3. Safety and compliance provisions
The gaffer agreement should include:
- The gaffer’s obligation to comply with all applicable safety standards and regulations
- Responsibility for ensuring electrical setups meet code requirements at each location
- Protocol for flagging unsafe conditions to the production company
- Confirmation that the gaffer has appropriate qualifications for the electrical work required
4. Work-for-hire and IP ownership
Every original work product created by the gaffer in connection with the production must be assigned to the production company. This includes:
- All lighting plans, electrical schematics, and setup documentation — regardless of format
- Work-made-for-hire language covering all creative contributions
- Full backup assignment of rights in case a court determines certain contributions don’t qualify as work-for-hire
- Moral rights waiver where permitted — important for international distribution
- No-injunction clause — prevents a dispute from halting production or distribution
5. Compensation structure
Gaffer compensation on indie productions varies significantly — flat fee, daily rate, weekly rate, deferred, or hybrid. The agreement must specify:
- Compensation type and amount
- Payment schedule and milestones
- Whether compensation is contingent on financing or production proceeding
- Kit fee structure if applicable — separate from service compensation
- Deferred compensation terms and waterfall position if applicable
- Overtime and turnaround provisions if relevant to the production
6. Credit provisions
Credit disputes are common on indie productions and often surface at delivery. The gaffer agreement should define:
- Credit title — exactly what it will say
- Placement in main titles, end credits, or both
- Size and form relative to other crew credits
- What happens to credit if the gaffer’s services are terminated before completion
7. Termination and force majeure
The agreement should address:
- The production company’s right to terminate with or without cause
- What the gaffer is owed on each type of termination
- Equipment return and handover obligations on termination
- Force majeure definition and what happens to compensation during a suspension
- Termination rights if a force majeure event extends beyond a defined period
Gaffer Agreement vs. Cinematographer Agreement — Key Differences
The gaffer and the DP (cinematographer) are closely related roles but require different agreements. Understanding the distinction matters for your chain of title.

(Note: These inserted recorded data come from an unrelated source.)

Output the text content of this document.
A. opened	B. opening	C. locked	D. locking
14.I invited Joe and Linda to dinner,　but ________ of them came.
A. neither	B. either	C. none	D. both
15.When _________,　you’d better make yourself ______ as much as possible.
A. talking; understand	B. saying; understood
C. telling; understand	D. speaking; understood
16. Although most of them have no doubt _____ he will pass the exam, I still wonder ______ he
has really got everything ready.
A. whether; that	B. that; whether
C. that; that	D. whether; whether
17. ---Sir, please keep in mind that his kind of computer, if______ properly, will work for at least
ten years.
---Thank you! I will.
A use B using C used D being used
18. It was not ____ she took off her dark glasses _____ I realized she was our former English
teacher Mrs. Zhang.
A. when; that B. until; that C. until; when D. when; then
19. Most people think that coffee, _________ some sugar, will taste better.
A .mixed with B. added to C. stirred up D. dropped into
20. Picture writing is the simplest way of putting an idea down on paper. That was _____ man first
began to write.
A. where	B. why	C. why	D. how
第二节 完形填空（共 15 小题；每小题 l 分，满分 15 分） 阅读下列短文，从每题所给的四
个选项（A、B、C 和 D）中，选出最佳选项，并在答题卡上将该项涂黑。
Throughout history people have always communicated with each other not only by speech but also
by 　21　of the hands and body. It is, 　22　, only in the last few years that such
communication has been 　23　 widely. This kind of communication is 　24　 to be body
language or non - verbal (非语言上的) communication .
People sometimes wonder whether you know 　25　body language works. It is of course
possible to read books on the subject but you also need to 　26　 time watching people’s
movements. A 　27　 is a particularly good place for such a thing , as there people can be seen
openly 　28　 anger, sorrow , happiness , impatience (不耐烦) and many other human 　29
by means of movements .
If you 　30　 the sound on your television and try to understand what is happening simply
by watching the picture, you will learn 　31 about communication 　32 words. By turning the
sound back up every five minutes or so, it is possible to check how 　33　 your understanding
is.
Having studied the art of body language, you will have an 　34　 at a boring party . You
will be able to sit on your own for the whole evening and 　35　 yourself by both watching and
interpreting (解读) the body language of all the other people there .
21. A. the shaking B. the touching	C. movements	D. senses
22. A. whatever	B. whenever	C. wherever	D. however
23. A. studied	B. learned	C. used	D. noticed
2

| Issue | Gaffer Agreement | Cinematographer Agreement |
| Primary function | Lighting execution and electrical department head | Visual storytelling — framing, exposure, camera operation |
| IP ownership | Lighting plans, setups, electrical documentation | All footage captured — critical chain-of-title item |
| Equipment focus | Lighting and electrical gear — often kit fee involved | Camera and lens package — separate camera rental agreement |
| Crew supervision | Supervises electrical crew | May supervise camera crew depending on production scale |
| Chain of title risk | Lower — but still requires work-for-hire language | Higher — footage ownership defaults to creator without written agreement |
Both agreements are required. The gaffer agreement doesn’t cover the DP’s obligations and the cinematographer agreement doesn’t cover the gaffer’s. Each department head needs their own properly drafted agreement.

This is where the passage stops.